UN forum: Inuit and Saami vow to “fight the tendencies of linguicide”
Inuit Circumpolar Council and Saami Council deliver statement during indigenous forum
Inuit and Saami are feeling the joint pressure of development and cultural and linguistic appropriation.
That’s at the heart of a message delivered this week by Inuit Circumpolar Council chair Aqqaluk Lynge in New York City on behalf of the Saami Council and the ICC at the 12th session of the Permanent Forum on Indigenous Issues.
The two organizations, which form the Arctic Caucus at the Forum, say they want to “promote linguistic diversity, fight the tendencies of linguicide and promote youth initiatives to keep our languages strong.”
“The Arctic cultures must be made an essential focal point when development decisions are taken concerning Arctic regions, in order to avoid undesirable assimilation or destruction,” Lynge said at the Forum now underway at the United Nations headquarters.
In order for Inuit and Saami to continue to develop as distinct peoples, conditions for the continued growth and enrichment of their cultures must be assured, Lynge said.
And, with cultural development and the protection of the Arctic environment “inseparably linked,” he said “we do not want to dance to the tunes of the resource extraction companies.”
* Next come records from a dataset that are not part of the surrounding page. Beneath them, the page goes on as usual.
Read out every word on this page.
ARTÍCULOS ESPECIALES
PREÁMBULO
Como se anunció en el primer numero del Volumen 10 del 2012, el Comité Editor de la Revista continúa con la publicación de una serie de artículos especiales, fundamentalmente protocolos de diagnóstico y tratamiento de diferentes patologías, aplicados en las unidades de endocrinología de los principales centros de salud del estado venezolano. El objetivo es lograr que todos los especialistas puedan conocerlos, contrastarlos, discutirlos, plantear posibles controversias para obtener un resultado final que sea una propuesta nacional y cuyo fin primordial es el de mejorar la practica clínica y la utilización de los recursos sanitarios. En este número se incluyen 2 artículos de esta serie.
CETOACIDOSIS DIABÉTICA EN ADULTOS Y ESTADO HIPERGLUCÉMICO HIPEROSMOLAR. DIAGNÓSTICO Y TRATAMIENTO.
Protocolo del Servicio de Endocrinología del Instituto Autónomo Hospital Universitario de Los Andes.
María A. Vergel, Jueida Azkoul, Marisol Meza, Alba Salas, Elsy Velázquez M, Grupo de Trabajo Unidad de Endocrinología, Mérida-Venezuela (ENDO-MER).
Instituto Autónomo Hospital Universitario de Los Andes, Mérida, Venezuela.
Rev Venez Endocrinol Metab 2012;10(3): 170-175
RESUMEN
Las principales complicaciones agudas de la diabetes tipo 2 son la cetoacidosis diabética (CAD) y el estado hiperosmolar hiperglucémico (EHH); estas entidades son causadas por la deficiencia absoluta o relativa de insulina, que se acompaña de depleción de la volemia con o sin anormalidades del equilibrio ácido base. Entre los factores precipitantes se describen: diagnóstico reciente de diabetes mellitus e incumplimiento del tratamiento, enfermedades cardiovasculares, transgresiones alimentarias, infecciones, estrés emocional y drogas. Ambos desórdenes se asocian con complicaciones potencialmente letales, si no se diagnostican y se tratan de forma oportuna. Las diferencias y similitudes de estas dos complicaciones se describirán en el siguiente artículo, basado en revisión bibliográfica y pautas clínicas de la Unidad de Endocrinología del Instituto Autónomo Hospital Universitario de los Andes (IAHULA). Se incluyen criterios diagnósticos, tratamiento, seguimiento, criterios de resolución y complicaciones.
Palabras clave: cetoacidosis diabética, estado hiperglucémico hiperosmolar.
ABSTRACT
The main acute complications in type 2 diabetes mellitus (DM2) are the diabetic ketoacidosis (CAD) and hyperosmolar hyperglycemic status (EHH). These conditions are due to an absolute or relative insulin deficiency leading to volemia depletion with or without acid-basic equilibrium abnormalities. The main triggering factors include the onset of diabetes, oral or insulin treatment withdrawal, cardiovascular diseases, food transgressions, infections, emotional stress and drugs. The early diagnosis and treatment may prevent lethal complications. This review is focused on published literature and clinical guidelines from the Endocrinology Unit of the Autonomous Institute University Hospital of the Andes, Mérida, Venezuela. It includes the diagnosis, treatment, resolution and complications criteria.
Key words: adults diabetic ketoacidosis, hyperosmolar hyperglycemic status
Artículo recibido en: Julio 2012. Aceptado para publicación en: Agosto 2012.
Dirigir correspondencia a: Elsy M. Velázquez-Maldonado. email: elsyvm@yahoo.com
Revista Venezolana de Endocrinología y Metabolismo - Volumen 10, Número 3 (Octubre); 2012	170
“It is therefore of utmost importance that the principle of free, prior and informed consent is respected in those cases and appropriate democratic infrastructure is in place to protect our culture and identity,” Lynge said.
As well, the collective rights of Inuit and Saami to their traditional knowledge must to be respected, with Inuit and Saami credited with the full benefits, including both cultural and financial benefits, such as royalties, he said.
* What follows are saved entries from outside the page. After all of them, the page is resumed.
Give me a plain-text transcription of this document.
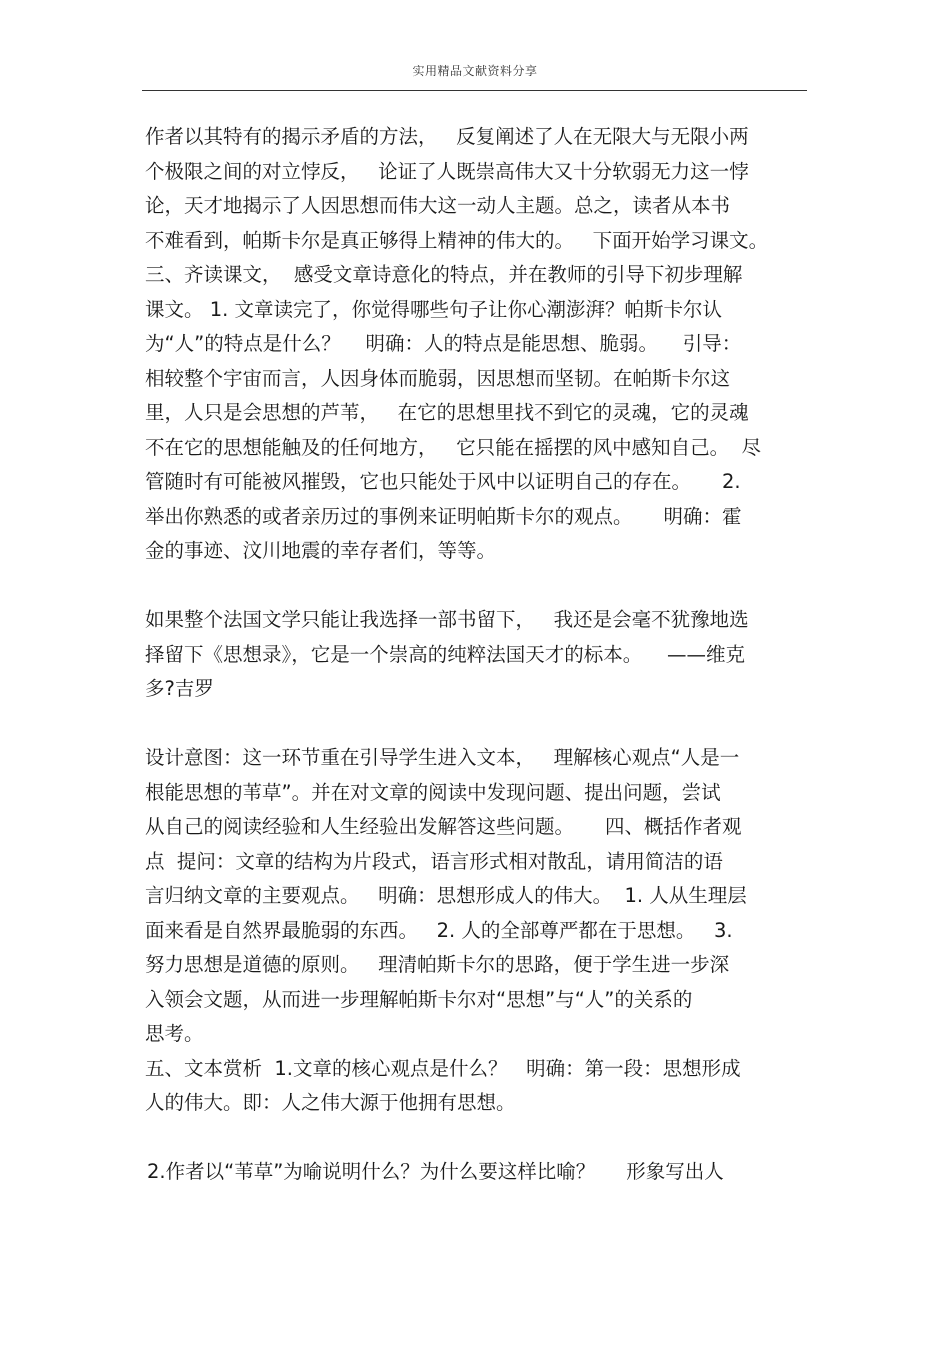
实用精品文献资料分享
作者以其特有的揭示矛盾的方法，   反复阐述了人在无限大与无限小两
个极限之间的对立悖反，   论证了人既崇高伟大又十分软弱无力这一悖
论，天才地揭示了人因思想而伟大这一动人主题。总之，读者从本书
不难看到，帕斯卡尔是真正够得上精神的伟大的。   下面开始学习课文。
三、齐读课文，  感受文章诗意化的特点，并在教师的引导下初步理解
课文。 1. 文章读完了，你觉得哪些句子让你心潮澎湃？帕斯卡尔认
为“人”的特点是什么？    明确：人的特点是能思想、脆弱。    引导：
相较整个宇宙而言，人因身体而脆弱，因思想而坚韧。在帕斯卡尔这
里，人只是会思想的芦苇，   在它的思想里找不到它的灵魂，它的灵魂
不在它的思想能触及的任何地方，   它只能在摇摆的风中感知自己。  尽
管随时有可能被风摧毁，它也只能处于风中以证明自己的存在。     2.
举出你熟悉的或者亲历过的事例来证明帕斯卡尔的观点。     明确：霍
金的事迹、汶川地震的幸存者们，等等。
如果整个法国文学只能让我选择一部书留下，   我还是会毫不犹豫地选
择留下《思想录》，它是一个崇高的纯粹法国天才的标本。    ——维克
多?吉罗
设计意图：这一环节重在引导学生进入文本，   理解核心观点“人是一
根能思想的苇草”。并在对文章的阅读中发现问题、提出问题，尝试
从自己的阅读经验和人生经验出发解答这些问题。     四、概括作者观
点  提问：文章的结构为片段式，语言形式相对散乱，请用简洁的语
言归纳文章的主要观点。   明确：思想形成人的伟大。  1. 人从生理层
面来看是自然界最脆弱的东西。   2. 人的全部尊严都在于思想。   3.
努力思想是道德的原则。   理清帕斯卡尔的思路，便于学生进一步深
入领会文题，从而进一步理解帕斯卡尔对“思想”与“人”的关系的
思考。
五、文本赏析  1.文章的核心观点是什么？   明确：第一段：思想形成
人的伟大。即：人之伟大源于他拥有思想。
2.作者以“苇草”为喻说明什么？为什么要这样比喻？     形象写出人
Intellectual property and copyright regulations must also be respected in regard to Inuit and Saami knowledge, he said.
The ICC and the Saami Council will continue represent Inuit and Saami by promoting their rights to culture, both intellectual and international, in the World Intellectual Property Organization, he said.
The Saami in Scandinavia and Inuit in Greenland are part of the Nordic Council Language Convention, “with the right to use our own language in education and receive support to print books in Saami and Inuit languages,” Lynge said.
“The same cannot unfortunately be said about Inuit in North America, where the Inuit language is rapidly disappearing. Only in the self governing territories, such as Nunavik and Nunavut in Canada, steps are taken to protect the language,” he said.
ICC now heading the “Arctic Indigenous Language project” under the Arctic Council which will look at ways to stop the disappearance of languages, he said. The project will also start an coordinated effort to establish communication across borders, such as the Saami in Scandinavia and Inuit in Greenland have done for many years.
Also at the Forum: Rita Petrussen, from Greenland’s association for the deaf, used sign language when she gave a speech May 22, describing how deaf people who live in Greenland endure hard living conditions. These have become even worse, she said, following the closure of Greenland’s only school for the deaf.
The Forum session continues until May 30.